FWIW, a great number of "no-kill" shelters drive the dog over to the kill shelter to be put down there if the dog is deemed unadoptable.
posted by Ashley801 at 1:38 PM on March 29, 2011


I think Ashley801 has a great second answer, with maybe some insight into why you're getting so much pushback here. There are absolutely low-cost options for dog training and finding a good trainer/behaviorist, but it will take a lot of time. There's no way around the time investment. Dogs are a huge time investment in the best of cases.

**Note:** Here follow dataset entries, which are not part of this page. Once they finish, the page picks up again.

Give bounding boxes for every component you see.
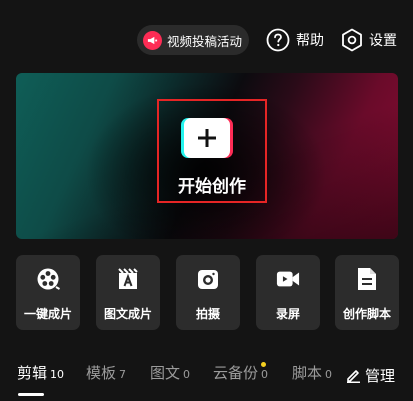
tab-label: 图文	[150, 364, 181, 382]
tab-scripts[interactable]: 脚本 0	[292, 362, 332, 388]
active-tab-indicator	[18, 393, 44, 396]
promo-label: 视频投稿活动	[167, 33, 243, 49]
tab-label: 模板	[86, 364, 117, 382]
screen-record-button[interactable]: 录屏	[256, 255, 320, 330]
tab-count: 0	[261, 368, 269, 381]
tab-count: 0	[183, 368, 191, 381]
tile-label: 创作脚本	[342, 307, 391, 321]
one-click-video-button[interactable]: 一键成片	[16, 255, 80, 330]
tab-count: 0	[325, 368, 333, 381]
text-to-video-button[interactable]: 图文成片	[96, 255, 160, 330]
script-document-icon	[355, 267, 379, 291]
gear-icon	[342, 28, 362, 52]
video-submission-activity-button[interactable]: 视频投稿活动	[137, 25, 249, 55]
camera-icon	[196, 267, 220, 291]
tab-templates[interactable]: 模板 7	[86, 362, 126, 388]
tab-image-text[interactable]: 图文 0	[150, 362, 190, 388]
creation-script-button[interactable]: 创作脚本	[335, 255, 399, 330]
settings-label: 设置	[369, 33, 397, 49]
top-bar: 视频投稿活动 帮助 设置	[0, 24, 413, 58]
text-to-video-icon	[116, 267, 140, 291]
tile-label: 录屏	[275, 307, 300, 321]
manage-button[interactable]: 管理	[346, 362, 395, 388]
start-creation-label: 开始创作	[178, 177, 246, 197]
tab-label: 脚本	[292, 364, 323, 382]
tab-count: 7	[119, 368, 127, 381]
home-screen: 视频投稿活动 帮助 设置 开始创作 一键成片 图文成片 拍摄 录屏 创作脚本 剪…	[0, 0, 413, 401]
help-button[interactable]: 帮助	[266, 25, 324, 55]
tab-edit[interactable]: 剪辑 10	[17, 362, 64, 388]
tab-cloud-backup[interactable]: 云备份 0	[213, 362, 268, 388]
quick-actions: 一键成片 图文成片 拍摄 录屏 创作脚本	[0, 255, 413, 330]
plus-icon	[198, 129, 216, 147]
tab-label: 剪辑	[17, 364, 48, 382]
tab-count: 10	[50, 368, 65, 381]
help-label: 帮助	[296, 33, 324, 49]
film-reel-icon	[36, 267, 60, 291]
shoot-button[interactable]: 拍摄	[176, 255, 240, 330]
manage-label: 管理	[365, 366, 396, 385]
megaphone-icon	[143, 30, 162, 50]
tile-label: 图文成片	[103, 307, 152, 321]
help-icon	[266, 28, 290, 52]
edit-pencil-icon	[347, 370, 360, 383]
tile-label: 拍摄	[195, 307, 220, 321]
add-project-button[interactable]	[184, 118, 230, 158]
tab-label: 云备份	[213, 364, 259, 382]
screen-record-icon	[276, 267, 300, 291]
settings-button[interactable]: 设置	[341, 25, 397, 55]
tile-label: 一键成片	[23, 307, 72, 321]
notification-dot	[261, 362, 266, 367]
project-tabs: 剪辑 10 模板 7 图文 0 云备份 0 脚本 0 管理	[0, 362, 413, 401]
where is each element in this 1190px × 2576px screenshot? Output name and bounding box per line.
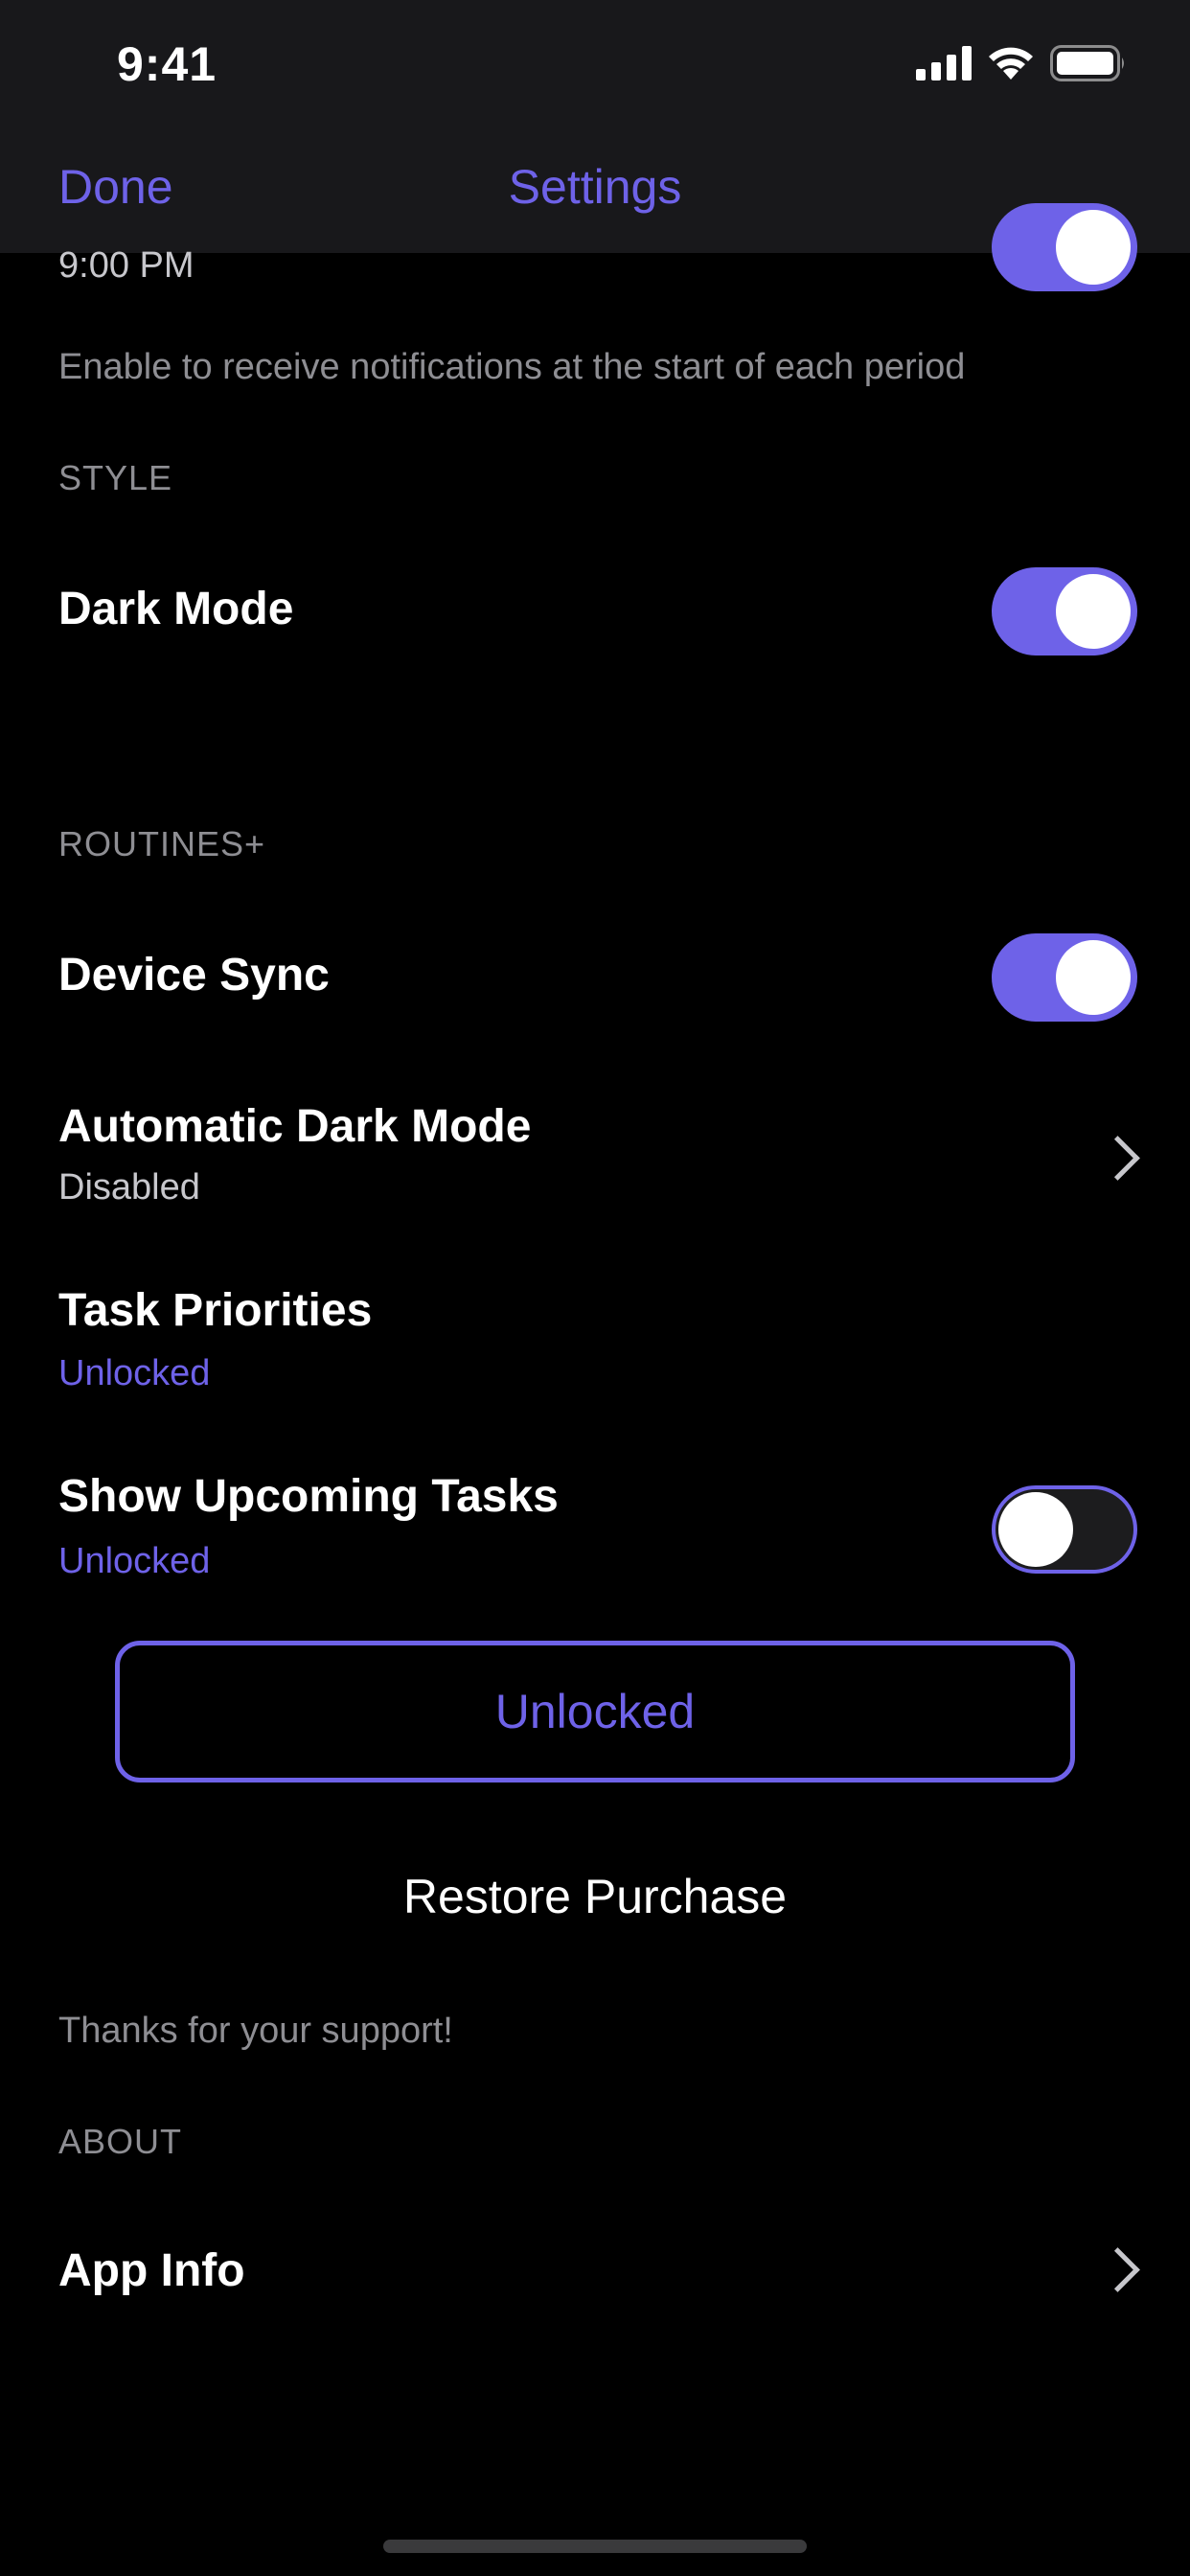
show-upcoming-tasks-label: Show Upcoming Tasks bbox=[58, 1471, 559, 1522]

It's good that you want to do right by this dog, but it will take a lot of time and effort. Bringing this dog into a townhouse, where he doesn't have outside access and will require multiple daily walks, will take even more time and effort. I'm sorry to keep harping on it, but in my opinion it's the most important factor: how much you can bring to the table? Can you and all three kids give the dog the training, consistency, patience, and attention it needs? I don't know you personally, and can't answer that question.
posted by lillygog at 8:38 PM on March 29, 2011


This may be a great idea: The San Diego Humane Society offers private behavior consultations for $150. I think they would be able to tell better than we can the viability of home training this dog, and offer ideas for alternatives if it is just not safe for a family with children. I think that's a reasonable price to pay to get an expert opinion and evaluation.
"Meet with a trainer one-on-one and evaluate your dog's training needs and challenges. Appointment includes evaluation, follow-up appointment(s), hand-outs, and other written material. Ideal for shy, fearful or possibly aggressive dogs, dog and child issues and separation anxiety. Fee for one-hour and 30 minute sessions are $150 at SDHS and $175 in your home."
I saw from your earlier question that you're in San Diego, neofite!